Our Adopt-A-County program started prior to that, but has really, really gained a lot of attention and activity because it's a volunteer program that draws together researchers across the state to begin to adopt a county to research. And our aim is to find more information about freedom colonies for which we already have data, but to also build community among volunteers and find freedom colonies that maybe we didn't know about.

We have a list of communities that we know that at some time existed but they're not on the map, or they're on the map but we don't know for sure that they did have African-American population. And so we have a number of contests through the Adopt-A-County program where we invite people to work together in groups around the county and find more stories, more pictures, more sound recordings. You can upload to our atlas and share with us videos, sound recordings, images, documents, obituaries, funeral programs, newspapers. We invite all of that into our Adopt-A-County program so that we can begin to document and extract out of that data the dates in which these places were founded; who still attends maybe churches in these communities; when individuals still gather together to celebrate or raise money to protect and preserve churches in these communities. So, we're really building an online hub for anyone who's associated with these places to connect.

But we need the public to get involved in gathering the data, organizing the data and identifying all of this valuable information so that we can then build up this database for researchers and for advocates and for policy that can really support those doing the work on the ground to protect and preserve these places.

Those who email us will learn about what they can exactly do to get involved, and they'll get invited to two workshops. We have workshops where we'll be talking about community archiving, have lots of time for Q&A to talk about the nuts and bolts of working with personal archival information, to talking about what makes something historic and what makes a place worth protecting and what might you do to protect your materials.

And then we'll have another session in which we talk about challenges and victories that people have had with finding information. We have an event on Thursday, April 29 at 6:00 p.m. and then we have another on Thursday, May 20 at 6 p.m. And we usually have a pretty good time. We had nearly 30 folks at our last group meeting where we have a workshop or presentation and we have a chat and then we have our contest to incentivize folks finding more information. And so that's part of what we do as part of the Adopt-A-County.

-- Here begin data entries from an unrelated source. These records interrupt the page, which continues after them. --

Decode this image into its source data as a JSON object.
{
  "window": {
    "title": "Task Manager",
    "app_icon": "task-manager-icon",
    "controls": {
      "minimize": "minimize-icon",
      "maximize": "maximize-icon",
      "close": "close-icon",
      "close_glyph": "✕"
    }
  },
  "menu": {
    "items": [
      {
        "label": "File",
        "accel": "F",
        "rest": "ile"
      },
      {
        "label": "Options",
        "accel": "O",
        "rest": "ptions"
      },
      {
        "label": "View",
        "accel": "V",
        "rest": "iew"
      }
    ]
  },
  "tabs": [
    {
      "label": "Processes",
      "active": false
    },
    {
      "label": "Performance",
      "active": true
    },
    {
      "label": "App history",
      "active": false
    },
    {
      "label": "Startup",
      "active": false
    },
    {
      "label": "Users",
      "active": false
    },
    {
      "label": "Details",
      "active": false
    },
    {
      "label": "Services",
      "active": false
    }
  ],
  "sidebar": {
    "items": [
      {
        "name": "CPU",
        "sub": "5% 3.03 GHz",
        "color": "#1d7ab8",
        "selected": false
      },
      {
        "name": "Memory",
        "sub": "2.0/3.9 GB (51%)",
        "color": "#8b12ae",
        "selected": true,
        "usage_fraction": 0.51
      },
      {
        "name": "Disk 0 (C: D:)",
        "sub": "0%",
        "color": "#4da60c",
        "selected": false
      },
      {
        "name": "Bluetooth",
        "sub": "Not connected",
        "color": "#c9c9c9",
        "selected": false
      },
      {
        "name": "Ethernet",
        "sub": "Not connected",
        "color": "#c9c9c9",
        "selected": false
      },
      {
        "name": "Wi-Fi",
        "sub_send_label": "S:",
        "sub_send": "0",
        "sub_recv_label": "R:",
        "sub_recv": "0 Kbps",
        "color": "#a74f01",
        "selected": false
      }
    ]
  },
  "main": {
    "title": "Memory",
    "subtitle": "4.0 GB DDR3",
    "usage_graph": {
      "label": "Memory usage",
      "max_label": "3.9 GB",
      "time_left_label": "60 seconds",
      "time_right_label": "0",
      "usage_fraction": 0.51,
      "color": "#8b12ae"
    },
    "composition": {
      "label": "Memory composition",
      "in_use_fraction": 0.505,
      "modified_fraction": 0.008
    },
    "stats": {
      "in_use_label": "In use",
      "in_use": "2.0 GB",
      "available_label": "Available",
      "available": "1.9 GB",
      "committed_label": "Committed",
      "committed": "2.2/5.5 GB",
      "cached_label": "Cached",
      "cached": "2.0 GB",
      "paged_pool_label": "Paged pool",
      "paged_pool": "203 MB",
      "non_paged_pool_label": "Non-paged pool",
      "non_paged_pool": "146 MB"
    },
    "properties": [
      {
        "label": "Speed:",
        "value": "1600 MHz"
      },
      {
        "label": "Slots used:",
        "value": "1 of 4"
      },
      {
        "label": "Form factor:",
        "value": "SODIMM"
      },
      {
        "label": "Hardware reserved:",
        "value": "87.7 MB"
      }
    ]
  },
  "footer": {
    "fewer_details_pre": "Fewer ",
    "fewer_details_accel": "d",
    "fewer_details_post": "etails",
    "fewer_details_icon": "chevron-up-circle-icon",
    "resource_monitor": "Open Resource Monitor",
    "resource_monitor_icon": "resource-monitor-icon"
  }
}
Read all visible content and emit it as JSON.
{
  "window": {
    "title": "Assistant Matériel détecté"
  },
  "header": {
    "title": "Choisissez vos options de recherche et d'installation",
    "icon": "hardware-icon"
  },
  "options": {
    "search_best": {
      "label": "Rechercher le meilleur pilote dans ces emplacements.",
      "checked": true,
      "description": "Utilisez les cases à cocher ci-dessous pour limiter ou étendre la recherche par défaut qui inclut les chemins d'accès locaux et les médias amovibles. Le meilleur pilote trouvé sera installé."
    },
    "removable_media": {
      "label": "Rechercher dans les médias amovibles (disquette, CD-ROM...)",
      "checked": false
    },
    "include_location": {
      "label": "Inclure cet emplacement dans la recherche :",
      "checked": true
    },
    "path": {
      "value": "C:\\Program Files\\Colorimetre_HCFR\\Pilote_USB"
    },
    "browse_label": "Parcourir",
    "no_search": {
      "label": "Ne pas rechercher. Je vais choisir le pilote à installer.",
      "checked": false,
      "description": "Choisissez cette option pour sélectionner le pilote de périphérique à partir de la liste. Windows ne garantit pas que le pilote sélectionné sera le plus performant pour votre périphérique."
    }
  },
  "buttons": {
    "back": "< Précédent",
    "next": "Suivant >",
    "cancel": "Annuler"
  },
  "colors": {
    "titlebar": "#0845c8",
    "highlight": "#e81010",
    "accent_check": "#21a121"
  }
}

We do have an actual goal in sight, rather than saying, OK, we're just trying to find lots of stories for the next few years until we find all the stories. We have a very specific goal. We have a list of 557 places that we originally found, and we're really trying to match those up with the real live people and stories and images and sounds of these places. And the Adopt-A-County program is the initiative we have that helps us to gather and store and share that information with the world.

The Texas Freedom Colonies Project is collaborating with the Bullock Texas State History Museum to gather photos of artifacts. Can you tell us a little bit more about that collaboration and how people can participate in that?

I would ask everyone as soon as you possibly can to Google Texas Freedom Colonies Storyteller Project and Bullock or go to the Bullock Museum website. And this is a really fun project. All you have to do is take an image of something like a tool that your grandparents had a photo, a picture of maybe a mixing bowl that your great-grandmother made your favorite cake in, and share that and share a few sentences about why that reminds you of the community that your ancestors came from.

It's really, really easy. Scan a picture, take a picture, upload it to the website, add a few sentences. And if you want to share more, email freedomcoloniesproject@gmail.com or come to us at the site bit.ly/texasfreedomcoloniesproject. It'll take you directly to all of these opportunities, whether it be the Bullock Museum where your story can become part of the Bullock Museum’s online websites so that the entire state can celebrate your community’s or your family's history. Or you can join us at our Adopt-A-County workshops or our Juneteenth Coffee Talk program, an online talk show on Wednesday, June 16 at 10 a.m.

So, we have a lot to do. And it doesn't happen without our descendant community. Whether you're in Austin, you're in Texas, you're in Nevada, you're in Europe, wherever you are in the world listening, you're a freedom colony descendant and your story matters.